I read for this class with an open mind every week.  Sometimes I am annoyed, sometimes enthralled.  This week I read Clueless in Academe, and I have to shake my head.  I have looked at the dates on many of our readings, and I see many dated in the ’80s.  This book is dated 2003.  So here we sit in a progressively modeled class, blogging of all things, and we read a book by someone who supports the simplification of English instruction in our universities.  But it has been more than 20 years since this movement started, and we are still reading about it as if it is new and needed.  I see that it is applied in this class, but I have to wonder how many others employ these new techniques.  I wonder how long it will take for these techniques to trickle down through the ranks.  I wonder how long it will take for those who are being taught by these methods now to become the leadership that will grow the movement until it becomes commonplace.  And isn’t ths sort of education ancient?  How is it rejected by the very people who study the ancient?

If we look at any technical manual, any software documentation, we see the same problem with difficult language there.  I think that all professions maintain a sort of corporate culture that requires certain verbiage and subtleties.  I think that English in academe is no different, but the fact is that the very nature of English instruction is to teach clarity.  It is a language, and to teach it in such a manner as to promote obscurity is ridiculous.  In fact, every time I read for this class, even those authors who are promoting a more simple approach, I have to pause and rethink at times.  It is fascinating and amusing.  It is ironic, I think.

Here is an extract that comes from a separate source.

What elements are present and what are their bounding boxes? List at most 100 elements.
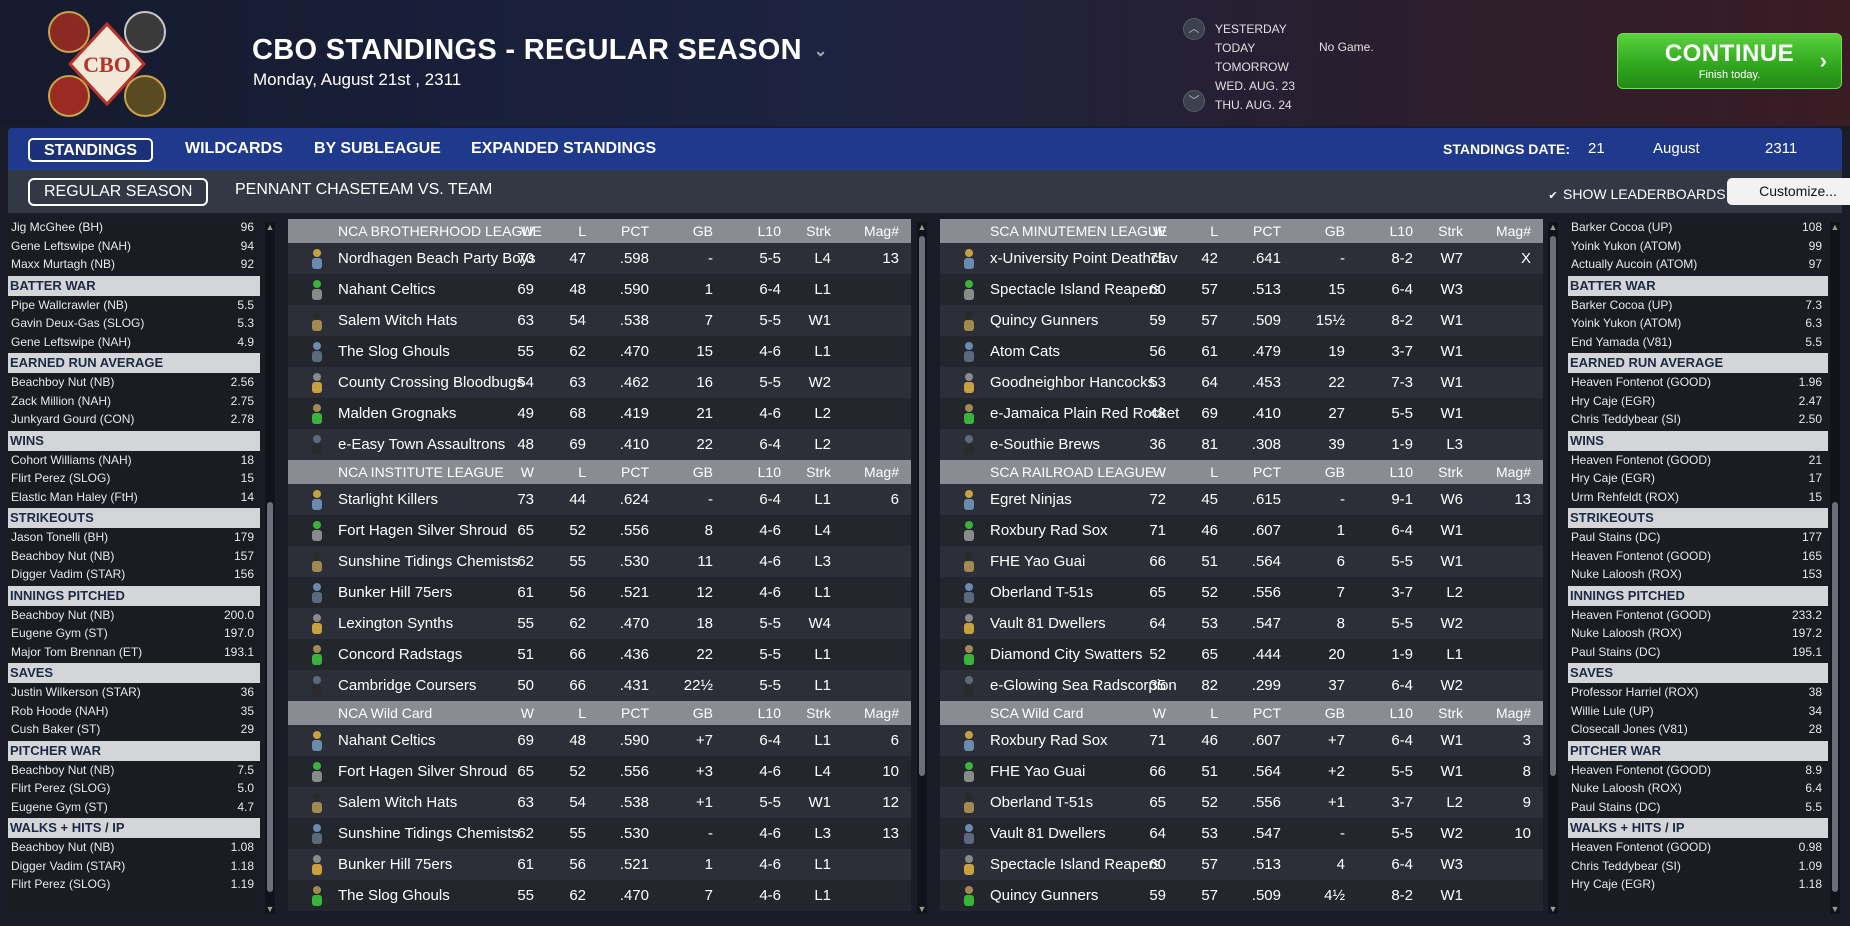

In general, the message has been driven home, to teach and promote clarity.  What makes me smile at times is that those espousing such clarity fail to achieve it.  Many of these pieces could have been written in plain language or more simply than they have been.  But somehow, the deciphering does exercise the brain and make it a bit more fun to read.  I wonder though, if these authors could have written to amuse and pass along their thoughts without pretension, how many more interested students would have perused their writings, settled in for a good read, and perhaps adopted their theories in classrooms of their own.  If the reading is burdensome, who will tackle it except those members of the authors’ own club?  I guess if the audience is comprised of the offenders, and they read the new ideas and make changes, great.  But how many potential converts are missed because the writing caters to only a few.

In reading the blogs today, I see that one student left American University in part because of issues caused by the standard academic writing, and good for her.   Another mentions spending time planning a curriculum and having it 86’d by her county.  It seems that the ideas are out there, they have been proven to work and that they do not preclude academic writing, but the establishment in collegiate English departments is just as unyielding as the establishment in so many industries to include government and medicine.  What baffles me is that the people who are resistant are the people who stand for education, who see these methods work, and fail to implement them.   

lchinn

One thought on “Clueless

  1. Edith

    It may seem redundant that we are still discussing this issue, but consider that we have been debating the relatioinship between composition and literature since the early days of higher education in America. That problem is as yet unsloved.